ISF Proposal for “Human-Centered Security” Focuses Security Awareness on People’s Interactions With Technology
How can security keep pace with a cyber threat landscape that rapidly becomes more sophisticated and appears to have an unlimited appetite for growth? The Information Security Forum (ISF) believes that human-centered security is the way forward. The idea starts with a simple premise, and one backed up by empirical evidence; human beings tend to be the weak link in any security setup. Security awareness thus must stay in tune with expected realities and patterns of behavior in how they interact with technology and make decisions while using it.
Human-centered security: A brief summary
In the broadest possible sense, the “human-centered security” approach is basically a system of positive reinforcement and good public relations. It is universally true that employees are the most likely entry point for a data breach, with phishing being the most frequent cause by a large margin (and accidental misconfigurations and similar mishaps also contributing). However, the ISF posits that one of the biggest shortcomings of current security awareness is in blaming and shaming employees for these “weakest link” incidents without providing an appropriate level of support.
While the current spectrum of security awareness elements all remain equally important, together these elements are not doing an adequate job of preparing employees for their role in the overall process. Human-centered security would account for this with a program of initiatives and reminders that intervene at the points at which people commonly make poor security decisions, and enable and reward them with positive reminders of what good choices look like.

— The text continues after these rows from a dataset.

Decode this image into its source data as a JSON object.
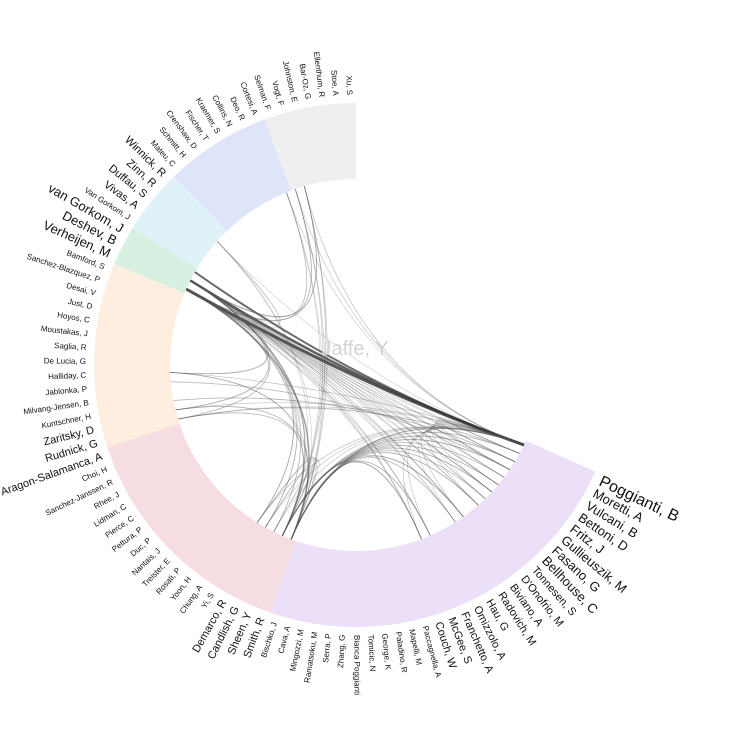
{
  "center_label": "Jaffe, Y",
  "sectors": [
    {
      "color": "#efefef",
      "names": [
        "Xu, S",
        "Stoe, A",
        "Ellenthum, R",
        "Bar-Oz, G",
        "Johnston, E",
        "Vogt, F",
        "Selman, F"
      ]
    },
    {
      "color": "#dfe5f8",
      "names": [
        "Cortesi, A",
        "Deo, R",
        "Collins, N",
        "Kraemer, S",
        "Fischer, T",
        "Crenshaw, D",
        "Schmitt, H",
        "Mateu, C"
      ]
    },
    {
      "color": "#dff2f8",
      "names": [
        "Winnick, R",
        "Zinn, R",
        "Duffau, S",
        "Vivas, A",
        "Van Gorkom, J"
      ]
    },
    {
      "color": "#d8f0e2",
      "names": [
        "van Gorkom, J",
        "Deshev, B",
        "Verheijen, M"
      ]
    },
    {
      "color": "#fdeee0",
      "names": [
        "Bamford, S",
        "Sanchez-Blazquez, P",
        "Desai, V",
        "Just, D",
        "Hoyos, C",
        "Moustakas, J",
        "Saglia, R",
        "De Lucia, G",
        "Halliday, C",
        "Jablonka, P",
        "Milvang-Jensen, B",
        "Kuntschner, H",
        "Zaritsky, D",
        "Rudnick, G"
      ]
    },
    {
      "color": "#f6dde1",
      "names": [
        "Aragon-Salamanca, A",
        "Choi, H",
        "Sanchez-Janssen, R",
        "Rhee, J",
        "Lidman, C",
        "Pierce, C",
        "Pettura, P",
        "Duc, P",
        "Nantais, J",
        "Treister, E",
        "Rosati, P",
        "Yoon, H",
        "Chung, A",
        "Yi, S",
        "Demarco, R",
        "Candlish, G",
        "Sheen, Y",
        "Smith, R"
      ]
    },
    {
      "color": "#ecdff8",
      "names": [
        "Bischko, J",
        "Cava, A",
        "Mingozzi, M",
        "Ramatsoku, M",
        "Serra, P",
        "Zhang, G",
        "Bianca Poggianti",
        "Tomicic, N",
        "George, K",
        "Paladino, R",
        "Mapelli, M",
        "Paccagnella, A",
        "Couch, W",
        "McGee, S",
        "Franchetto, A",
        "Omizzolo, A",
        "Hau, G",
        "Radovich, M",
        "Biviano, A",
        "D'Onofrio, M",
        "Tonnesen, S",
        "Bellhouse, C",
        "Fasano, G",
        "Gullieuszik, M",
        "Fritz, J",
        "Bettoni, D",
        "Vulcani, B",
        "Moretti, A",
        "Poggianti, B"
      ]
    }
  ],
  "colors": {
    "chord": "#555555",
    "chord_strong": "#3a3a3a",
    "label": "#111111"
  }
}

The human-centered security approach begins with mapping out the factors that influence employee security choices, delivering training and awareness in the right way, designing systems and processes to account for expected behavior, and developing metrics to measure the success of the program.
Addressing security awareness
One of the biggest consistent issues in corporate security awareness programs is a simple lack of funding. The study finds that 92% are running some sort of training program to abate security incidents, but only 32% are spending on a program that promotes behavioral or internal culture change.
How does a human-centered security system improve outcomes? Central elements are positive reinforcement delivered via a combination of regular trainings / dialogue and a “just in time” system that intervenes at critical moments of potential breakdown. The approach stresses emotionally stimulating content and short, frequent intervals to best improve organization-wide security awareness. The approach also details ways to add these training courses and reminders into the overall design of both the network and even the physical office space.
A focus on human psychology underpins the human-centered security approach, and this has only become more important as the working environment has expanded and as organizations make plans for remote work to continue beyond the extent of the pandemic conditions.